D’ailleurs quelle place les femmes occupent-elles dans l’Organisation ? « C’était ça la politique, c’était ça les dirigeants ?Et nous, les femmes, que savons-nous ? Que désirons-nous ? Qu’attend-on de nous ? C’est Souad qui lui a fourni la réponse : « Pas grand-chose… Pour eux, nous ne sommes qu’un décor et rien de plus… »

Peut-être est-ce là le pire des malentendus, les femmes et les hommes ne se connaissent pas vraiment, et une moitié de l’humanité est ignorée pendant que l’autre fait la résistance. Comment un pays, une région, peut-elle se développer dans ces conditions ?

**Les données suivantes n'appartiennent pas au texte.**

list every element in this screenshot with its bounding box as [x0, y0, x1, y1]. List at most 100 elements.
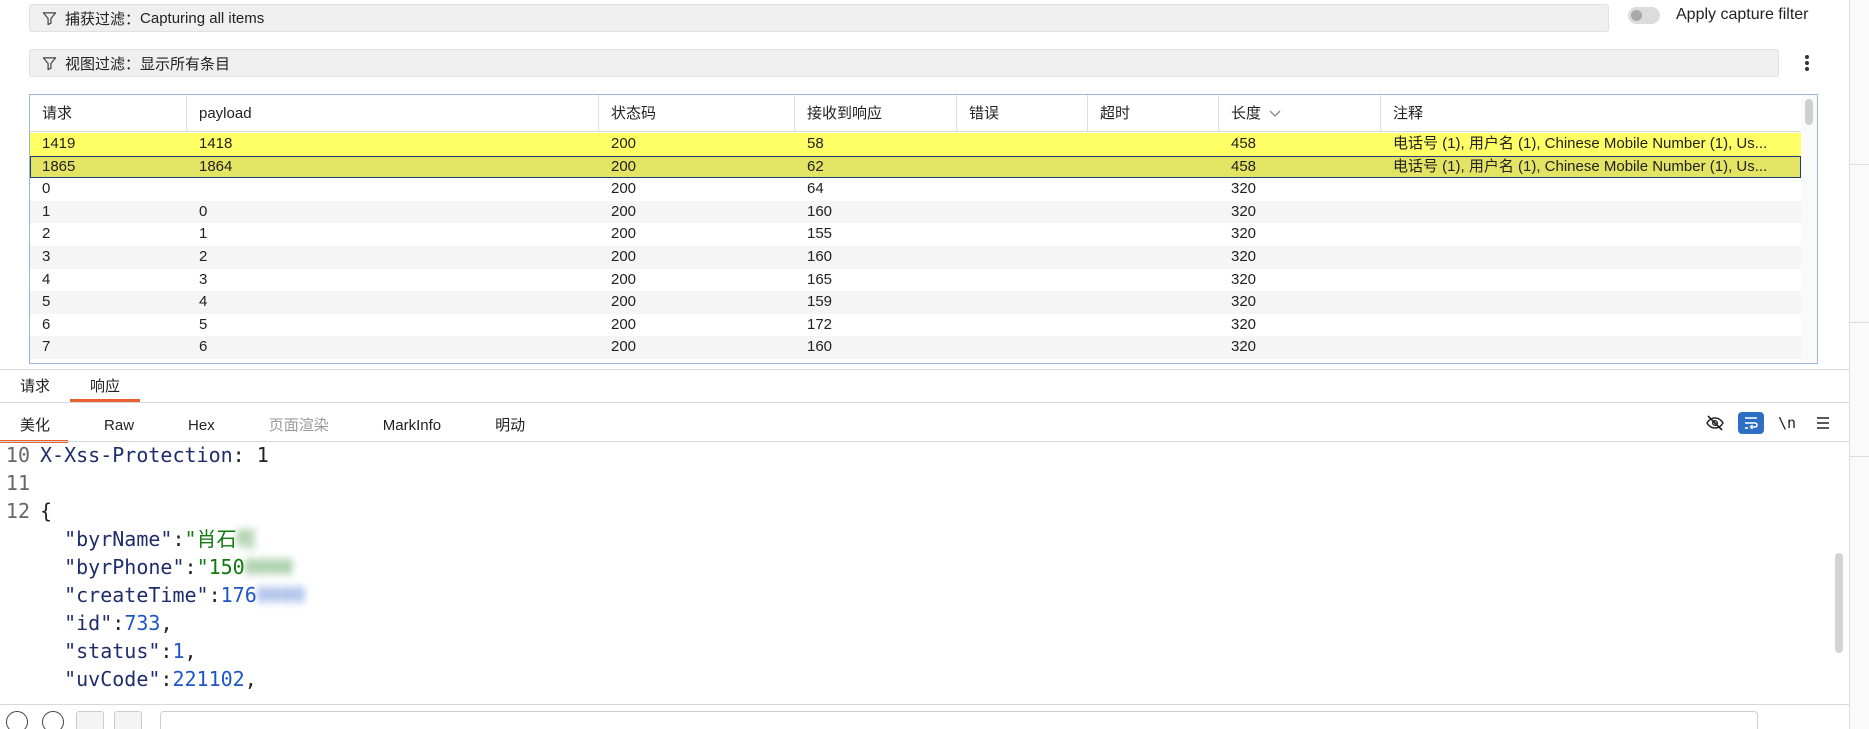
column-header-payload[interactable]: payload	[187, 95, 599, 131]
cell-payload: 1	[199, 225, 208, 243]
table-scrollbar[interactable]	[1801, 95, 1817, 363]
column-header-length-label: 长度	[1231, 105, 1262, 122]
cell-length: 320	[1231, 180, 1257, 198]
editor-scrollbar-thumb[interactable]	[1835, 553, 1843, 653]
cell-payload	[187, 178, 599, 201]
column-header-response-received[interactable]: 接收到响应	[795, 95, 957, 131]
hide-eye-icon[interactable]	[1702, 412, 1728, 434]
tab-hex[interactable]: Hex	[168, 411, 233, 441]
tab-raw[interactable]: Raw	[84, 411, 152, 441]
cell-error	[957, 269, 1088, 292]
cell-status: 200	[611, 225, 637, 243]
table-row[interactable]: 2 1 200 155 320	[30, 223, 1801, 246]
table-row[interactable]: 3 2 200 160 320	[30, 245, 1801, 269]
cell-comment	[1381, 178, 1792, 201]
tab-request[interactable]: 请求	[0, 372, 70, 402]
tab-pretty[interactable]: 美化	[0, 411, 69, 443]
capture-filter-bar[interactable]: 捕获过滤： Capturing all items	[29, 4, 1609, 32]
cell-request: 0	[42, 180, 51, 198]
cell-length: 320	[1231, 247, 1257, 265]
tab-response[interactable]: 响应	[70, 372, 141, 402]
cell-timeout	[1088, 223, 1219, 246]
json-number: 1	[172, 639, 185, 663]
cell-response-received: 64	[807, 180, 824, 198]
side-panel	[1849, 0, 1869, 729]
apply-capture-filter-toggle[interactable]	[1628, 6, 1660, 24]
apply-capture-filter[interactable]: Apply capture filter	[1628, 6, 1809, 24]
json-key: "byrPhone"	[64, 555, 185, 579]
column-header-comment[interactable]: 注释	[1381, 95, 1792, 131]
table-row[interactable]: 1 0 200 160 320	[30, 200, 1801, 224]
cell-response-received: 160	[807, 202, 833, 220]
more-options-icon[interactable]	[1800, 52, 1814, 74]
settings-gear-icon[interactable]	[42, 711, 64, 729]
cell-timeout	[1088, 291, 1219, 314]
cell-request: 7	[42, 338, 51, 356]
cell-response-received: 172	[807, 315, 833, 333]
table-row[interactable]: 1865 1864 200 62 458 电话号 (1), 用户名 (1), Chines…	[30, 155, 1801, 179]
cell-comment	[1381, 314, 1792, 337]
previous-button[interactable]	[76, 711, 104, 729]
column-header-error[interactable]: 错误	[957, 95, 1088, 131]
editor-line: "uvCode":221102,	[64, 667, 257, 691]
column-header-status[interactable]: 状态码	[599, 95, 795, 131]
cell-request: 5	[42, 293, 51, 311]
table-row[interactable]: 4 3 200 165 320	[30, 269, 1801, 292]
cell-payload: 6	[199, 338, 208, 356]
newline-toggle-icon[interactable]: \n	[1774, 412, 1800, 434]
cell-response-received: 165	[807, 270, 833, 288]
json-string: "肖石	[184, 527, 237, 551]
line-number: 11	[5, 471, 30, 495]
filter-icon	[42, 11, 57, 25]
cell-status: 200	[611, 135, 637, 152]
cell-timeout	[1088, 246, 1219, 269]
cell-request: 1	[42, 202, 51, 220]
search-input[interactable]	[160, 711, 1758, 729]
json-key: "status"	[64, 639, 161, 663]
cell-length: 320	[1231, 202, 1257, 220]
message-tabs: 请求 响应	[0, 372, 141, 402]
cell-error	[957, 314, 1088, 337]
editor-line: "id":733,	[64, 611, 173, 635]
table-row[interactable]: 6 5 200 172 320	[30, 314, 1801, 337]
cell-length: 320	[1231, 338, 1257, 356]
word-wrap-icon[interactable]	[1738, 412, 1764, 434]
view-filter-bar[interactable]: 视图过滤： 显示所有条目	[29, 49, 1779, 77]
cell-payload: 1418	[199, 135, 233, 152]
cell-payload: 0	[199, 202, 208, 220]
cell-length: 320	[1231, 293, 1257, 311]
cell-error	[957, 336, 1088, 359]
cell-response-received: 155	[807, 225, 833, 243]
column-header-timeout[interactable]: 超时	[1088, 95, 1219, 131]
cell-timeout	[1088, 178, 1219, 201]
table-row[interactable]: 5 4 200 159 320	[30, 291, 1801, 314]
header-value: 1	[256, 443, 269, 467]
cell-timeout	[1088, 201, 1219, 224]
cell-response-received: 58	[807, 135, 824, 152]
redacted-value: 0000	[256, 583, 305, 607]
column-header-request[interactable]: 请求	[30, 95, 187, 131]
cell-payload: 4	[199, 293, 208, 311]
column-header-length[interactable]: 长度	[1219, 95, 1381, 131]
cell-comment	[1381, 336, 1792, 359]
response-editor[interactable]: 10 X-Xss-Protection: 1 11 12{ "byrName":"…	[0, 441, 1845, 703]
tab-markinfo[interactable]: MarkInfo	[363, 411, 459, 441]
tab-render[interactable]: 页面渲染	[249, 411, 347, 441]
tab-explain[interactable]: 明动	[475, 411, 543, 441]
cell-status: 200	[611, 180, 637, 198]
table-scrollbar-thumb[interactable]	[1805, 99, 1813, 125]
next-button[interactable]	[114, 711, 142, 729]
cell-response-received: 62	[807, 157, 824, 175]
results-table: 请求 payload 状态码 接收到响应 错误 超时 长度 注释 1419 141…	[29, 94, 1818, 364]
bottom-toolbar	[0, 704, 1849, 729]
cell-request: 2	[42, 225, 51, 243]
json-string: "150	[196, 555, 245, 579]
cell-comment: 电话号 (1), 用户名 (1), Chinese Mobile Number …	[1393, 135, 1768, 152]
cell-status: 200	[611, 338, 637, 356]
help-icon[interactable]	[6, 711, 28, 729]
table-row[interactable]: 1419 1418 200 58 458 电话号 (1), 用户名 (1), Chines…	[30, 133, 1801, 156]
table-row[interactable]: 7 6 200 160 320	[30, 336, 1801, 359]
cell-error	[957, 246, 1088, 269]
menu-icon[interactable]	[1810, 412, 1836, 434]
table-row[interactable]: 0 200 64 320	[30, 178, 1801, 201]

« Mais sérieusement, toi qui es un jeune homme éduqué, dis-moi ce qu’on y connaît au sexe faible, à part le harem, les concubines entretenues et les femmes voilées dissimulées derrière leur tenture ? Est-ce que c’est possible de dialoguer avec des têtes cachées derrière des voiles et des rouleaux de tissu ?Est-ce que c’est possible de pénétrer le marché mondial quand ton image est associée aux femmes pachtounes et à Khomeyni ? T’as vu leurs photos ? je te promets qu’un sac de riz ou de pommes de terre est plus sexy ! « 

  J’ai trouvé ce livre assez intéressant pour toutes les connaissances qu’il apporte

 sur la société palestinienne et la place des femmes. Sahar Khalifa, est, sans nul doute, une grande dame.